Pretwicz's victorious battles against the Tatars, who after decades of suffering at the border finally made the population of Poland breathe a sigh of relief in the Tatar defense, had to attract a great deal of attention. He therefore enjoyed the greatest fame, greatest reverence and esteem even during his lifetime - especially among the Polish youth. For example, a grandson of Biecki, who served as King Sigismund I as a squire, explicitly asked for permission to learn equestrian service at Pretwicz. A legend also later reported: "Just as Osowski and Pretwicz told us that children who cried too much in the cradle were frightened by their names so that they would be silent." (Source: Johann Sinapius ).

Pretwicz died in Trembowla in 1561. But even after his death, the enemies are said to have fled at the mere sight of Polish hosts - in the belief that the "Terror Tartarorum" still command them. Many years later, Ukrainian Cossacks are said to have sung the "Tartar Terror" in their war songs. A Polish chronicler reported back in 1726 that Pretwicz still stood in high esteem 170 years after his death. And King John II Casimir Vasa is said to have set up a portrait of Pretwicz in his room.

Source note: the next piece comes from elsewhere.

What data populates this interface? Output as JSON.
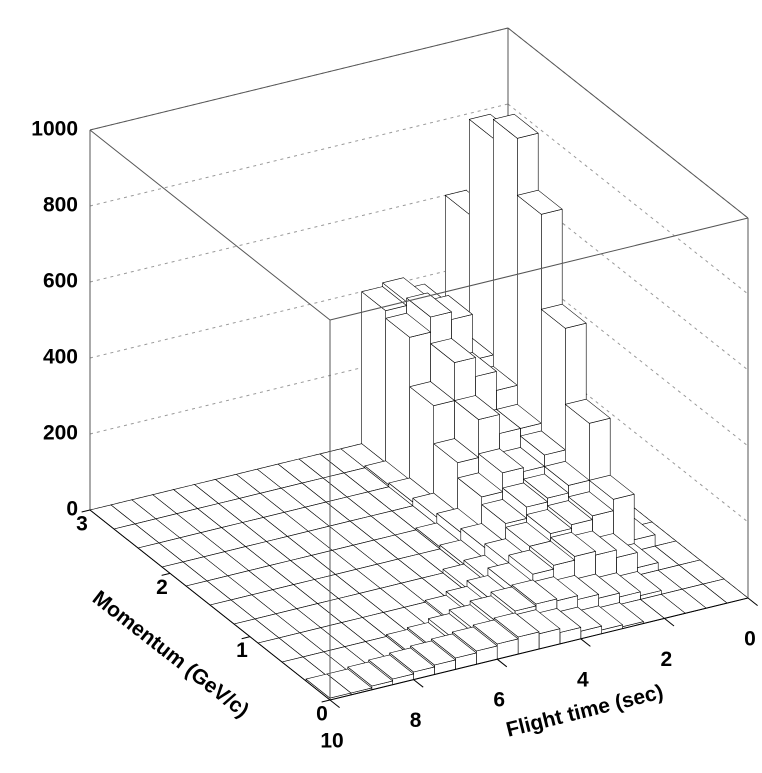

For his military achievements also speaks that only two years after Pretwicz 'death King Sigismund II in Poland a standing army erected to meet the renewed destruction in the border provinces by the Tartars, and long after his death the rhyme "Za Pana Pretfica wolna od Tatar granica" (At Pretwicz times the border was free of Tatars) was very popular in Poland.

Pretwicz's gravestone once bore the inscription cited here in Latin:

  Wanderer, behold, how uncertain man's dwelling is;
  I came from Silesia;
  Podolia praises the deceased;
  I taught the art of war to the army;
  I have cut down Tartars, Turks and Wallachians;
  therefore I was dear to the great king of the Sarmatians, Sigismund I.
  I have received honorary testimonies and am celebrated in my mouth;
  now I will be covered by this little mound,
  abandoned by all;
  I have neither treasures, nor piety, nor my fate helped;
  not even my warfare took advantage of me;
  So if you are religious, I ask you not to forget the Pretwicz if you pass by here.

== Commemoration ==
- Street Bernarda Pretficza named after him in Wrocław.
- Street Bernard Pretwicz named after him in Vinnytsia.